Four of the last five Film Independent Spirit Award winners for best feature have gone on to secure the best picture Oscar. But that wasn’t always the status quo. Rather, it’s indicative of the Academy Awards’ slow evolution into something resembling the Spirits.
The last best feature Spirit winner to sit out the Oscars’ top race was “The Wrestler” in 2008, which was notably the last time the Academy’s best picture field was limited to five nominees. Since that shift, every Spirit champ has also been Oscar-nominated for best picture (some fudged in thanks to softly governed budgetary limitations).

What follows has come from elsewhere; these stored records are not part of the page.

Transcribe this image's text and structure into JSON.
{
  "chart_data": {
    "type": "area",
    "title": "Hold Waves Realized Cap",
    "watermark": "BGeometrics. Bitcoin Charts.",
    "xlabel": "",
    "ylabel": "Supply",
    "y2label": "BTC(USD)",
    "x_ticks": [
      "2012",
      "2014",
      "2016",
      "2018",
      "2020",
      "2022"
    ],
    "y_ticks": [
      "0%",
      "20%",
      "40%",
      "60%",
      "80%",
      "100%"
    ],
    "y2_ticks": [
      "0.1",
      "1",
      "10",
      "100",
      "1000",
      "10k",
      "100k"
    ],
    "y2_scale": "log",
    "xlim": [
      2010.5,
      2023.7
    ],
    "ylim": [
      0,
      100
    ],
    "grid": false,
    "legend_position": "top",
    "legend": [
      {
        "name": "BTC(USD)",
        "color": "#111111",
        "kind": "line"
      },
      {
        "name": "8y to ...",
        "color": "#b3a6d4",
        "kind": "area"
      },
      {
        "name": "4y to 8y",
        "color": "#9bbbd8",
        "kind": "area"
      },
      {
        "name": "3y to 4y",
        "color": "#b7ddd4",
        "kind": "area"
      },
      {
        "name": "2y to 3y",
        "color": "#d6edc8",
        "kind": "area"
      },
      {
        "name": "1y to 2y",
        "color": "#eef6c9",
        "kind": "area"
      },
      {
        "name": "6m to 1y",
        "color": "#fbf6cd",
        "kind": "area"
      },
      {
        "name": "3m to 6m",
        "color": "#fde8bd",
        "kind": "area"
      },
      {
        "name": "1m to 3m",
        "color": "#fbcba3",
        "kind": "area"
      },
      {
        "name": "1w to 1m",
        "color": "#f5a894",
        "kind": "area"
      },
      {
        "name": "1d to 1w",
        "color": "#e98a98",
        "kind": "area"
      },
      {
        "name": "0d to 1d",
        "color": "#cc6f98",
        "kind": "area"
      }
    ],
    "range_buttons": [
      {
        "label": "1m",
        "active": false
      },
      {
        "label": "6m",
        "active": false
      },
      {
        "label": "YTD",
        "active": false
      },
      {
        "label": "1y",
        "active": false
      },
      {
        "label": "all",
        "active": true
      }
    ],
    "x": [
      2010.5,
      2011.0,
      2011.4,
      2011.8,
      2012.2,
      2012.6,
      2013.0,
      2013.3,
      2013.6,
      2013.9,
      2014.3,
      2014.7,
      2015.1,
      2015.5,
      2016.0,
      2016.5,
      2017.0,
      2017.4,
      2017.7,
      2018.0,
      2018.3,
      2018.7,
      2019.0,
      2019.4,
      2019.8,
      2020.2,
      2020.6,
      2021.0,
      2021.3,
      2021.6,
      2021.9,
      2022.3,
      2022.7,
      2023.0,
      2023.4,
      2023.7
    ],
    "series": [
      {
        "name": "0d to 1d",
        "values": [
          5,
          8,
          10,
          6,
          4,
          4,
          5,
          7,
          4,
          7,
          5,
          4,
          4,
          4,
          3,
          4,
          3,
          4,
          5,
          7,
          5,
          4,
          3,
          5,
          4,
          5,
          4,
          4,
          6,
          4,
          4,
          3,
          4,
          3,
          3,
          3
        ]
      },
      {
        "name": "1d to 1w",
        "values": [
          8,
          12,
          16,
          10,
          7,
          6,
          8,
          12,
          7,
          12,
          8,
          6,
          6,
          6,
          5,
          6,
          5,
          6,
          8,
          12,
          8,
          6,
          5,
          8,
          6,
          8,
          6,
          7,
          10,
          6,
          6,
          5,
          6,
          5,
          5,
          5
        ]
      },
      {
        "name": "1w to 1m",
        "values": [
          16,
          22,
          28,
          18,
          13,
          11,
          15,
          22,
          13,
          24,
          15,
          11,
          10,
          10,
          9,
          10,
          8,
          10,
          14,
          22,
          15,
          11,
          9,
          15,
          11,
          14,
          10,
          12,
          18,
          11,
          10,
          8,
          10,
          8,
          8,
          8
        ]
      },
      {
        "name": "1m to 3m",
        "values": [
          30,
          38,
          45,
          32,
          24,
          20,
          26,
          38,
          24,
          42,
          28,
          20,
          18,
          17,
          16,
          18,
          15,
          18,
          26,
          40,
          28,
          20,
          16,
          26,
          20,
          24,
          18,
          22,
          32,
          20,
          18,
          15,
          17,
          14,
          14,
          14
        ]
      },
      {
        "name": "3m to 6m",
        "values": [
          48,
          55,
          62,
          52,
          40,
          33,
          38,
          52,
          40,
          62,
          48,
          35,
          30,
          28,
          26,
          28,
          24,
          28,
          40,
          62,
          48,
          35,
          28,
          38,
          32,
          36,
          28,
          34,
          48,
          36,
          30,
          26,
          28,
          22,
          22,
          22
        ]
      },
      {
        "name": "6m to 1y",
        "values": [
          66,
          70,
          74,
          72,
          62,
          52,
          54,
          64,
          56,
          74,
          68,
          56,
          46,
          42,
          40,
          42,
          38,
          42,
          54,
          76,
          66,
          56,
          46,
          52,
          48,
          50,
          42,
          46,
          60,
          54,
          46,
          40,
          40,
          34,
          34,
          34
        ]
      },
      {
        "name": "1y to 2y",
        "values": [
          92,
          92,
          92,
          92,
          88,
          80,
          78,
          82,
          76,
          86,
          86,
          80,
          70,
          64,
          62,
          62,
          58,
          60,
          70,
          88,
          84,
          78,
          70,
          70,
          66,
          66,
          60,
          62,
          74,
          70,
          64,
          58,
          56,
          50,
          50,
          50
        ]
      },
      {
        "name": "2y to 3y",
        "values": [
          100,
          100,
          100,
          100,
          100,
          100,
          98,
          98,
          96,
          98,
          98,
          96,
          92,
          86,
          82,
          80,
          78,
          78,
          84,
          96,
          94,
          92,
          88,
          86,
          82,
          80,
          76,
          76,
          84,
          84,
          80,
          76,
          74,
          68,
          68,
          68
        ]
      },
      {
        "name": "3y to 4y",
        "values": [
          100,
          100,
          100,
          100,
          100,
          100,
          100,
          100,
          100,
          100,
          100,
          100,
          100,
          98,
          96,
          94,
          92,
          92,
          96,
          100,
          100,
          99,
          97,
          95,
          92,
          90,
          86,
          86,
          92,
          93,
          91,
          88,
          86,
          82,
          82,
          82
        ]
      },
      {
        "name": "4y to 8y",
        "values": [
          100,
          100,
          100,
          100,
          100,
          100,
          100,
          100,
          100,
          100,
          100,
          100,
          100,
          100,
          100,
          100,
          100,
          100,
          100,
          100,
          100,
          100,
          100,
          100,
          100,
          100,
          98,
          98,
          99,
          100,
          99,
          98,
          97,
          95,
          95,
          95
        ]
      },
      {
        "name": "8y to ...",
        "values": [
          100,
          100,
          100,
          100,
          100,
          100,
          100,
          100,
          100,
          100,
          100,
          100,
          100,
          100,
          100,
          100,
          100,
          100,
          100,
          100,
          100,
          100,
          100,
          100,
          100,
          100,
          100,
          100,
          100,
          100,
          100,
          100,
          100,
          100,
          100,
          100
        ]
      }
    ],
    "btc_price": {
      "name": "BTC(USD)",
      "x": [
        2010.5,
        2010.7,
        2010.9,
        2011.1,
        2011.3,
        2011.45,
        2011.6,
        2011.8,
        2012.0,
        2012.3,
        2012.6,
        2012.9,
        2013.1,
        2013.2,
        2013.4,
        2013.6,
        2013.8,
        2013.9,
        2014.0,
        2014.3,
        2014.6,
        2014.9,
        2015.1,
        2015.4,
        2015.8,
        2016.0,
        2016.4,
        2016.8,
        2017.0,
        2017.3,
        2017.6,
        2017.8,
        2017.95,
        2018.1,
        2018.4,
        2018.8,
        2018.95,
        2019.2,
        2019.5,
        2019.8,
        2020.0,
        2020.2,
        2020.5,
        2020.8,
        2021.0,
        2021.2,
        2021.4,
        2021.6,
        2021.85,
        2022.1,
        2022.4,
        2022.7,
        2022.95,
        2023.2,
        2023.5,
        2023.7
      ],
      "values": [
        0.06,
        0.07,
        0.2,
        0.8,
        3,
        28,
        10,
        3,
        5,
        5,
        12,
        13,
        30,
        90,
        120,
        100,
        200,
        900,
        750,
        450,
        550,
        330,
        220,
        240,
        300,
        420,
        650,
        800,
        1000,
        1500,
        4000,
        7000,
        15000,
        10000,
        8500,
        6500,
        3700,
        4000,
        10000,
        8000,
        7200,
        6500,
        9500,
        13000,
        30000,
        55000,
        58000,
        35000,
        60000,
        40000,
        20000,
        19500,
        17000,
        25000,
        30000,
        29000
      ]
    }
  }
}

Why? You have to go back to that very critical Academy decision eight years ago, expanding the best picture field first to 10 nominees, then to anywhere from five to 10 depending on how Byzantine math unfolds. It was a move meant to open the door to popular films, but instead it ballooned the category into a slate of smaller movies like “A Serious Man,” “The Kids Are All Right,” “Winter’s Bone,” “Beasts of the Southern Wild,” “Dallas Buyers Club,” “Nebraska,” “Whiplash,” “Room” — Spirit thoroughbreds, essentially.
Interestingly, this all happened just as the major studios were focusing less and less on the kinds of stories that attract Academy Award nominations, and more on scalable intellectual properties that have turned the business of Hollywood into something very different than what it was even a decade ago.
It used to be that the Oscars and the Spirits were more like far, far distant cousins. “Stand and Deliver,” “sex, lies, and videotape,” “Rambling Rose” — these were movies the Spirits celebrated, but the Academy could only bring itself to recognize in performance and screenplay categories at best. However, amid a general mid-1990s boom for American indies, these movies slowly began to infiltrate the best picture Oscar scene. “Pulp Fiction” and “Fargo” poked through first, and before long — as studio-affiliated arms like Fox Searchlight and Focus Features enjoyed a heyday — “Lost in Translation,” “Sideways” and “Little Miss Sunshine,” among others.
But victory at the Academy Awards remained elusive, so much so that an industry maxim was born: “Win on Saturday, lose on Sunday.” You had to go all the way back back to 1986’s “Platoon” for the last Spirit/Oscar victor. But that all changed with “The Artist” five years ago. Since then, “12 Years a Slave,” “Birdman” and “Spotlight” have followed in its wake.
Which brings me to this year. “La La Land,” a pure product of the modern awards movie road map — fall festival debut followed by platform release — was made at a mid-range price point ($30 million) that took it out of Spirits consideration. That ceded the territory to Barry Jenkins’ “Moonlight,” which won six awards Saturday afternoon including best feature, best director and best screenplay. It would have been interesting to see them head to head on this particular turf, but a $1.5 million passion project from a filmmaker nearly a decade removed from his debut feature is right at home at the Spirits.
These two films have danced with each other since world premiering mere days apart five months ago. They were neck-and-neck throughout the critics’ awards circuit, but “La La Land” eventually pulled away with major guild victories. If the usual best picture tea leaves are correct, we’ll be back to “win on Saturday, lose on Sunday” this year, but Saturday unequivocally belonged to a vital, soft-spoken artist from Miami who gave the industry and audiences a gift in 2016.
Whatever happens tomorrow, “Moonlight” is forever.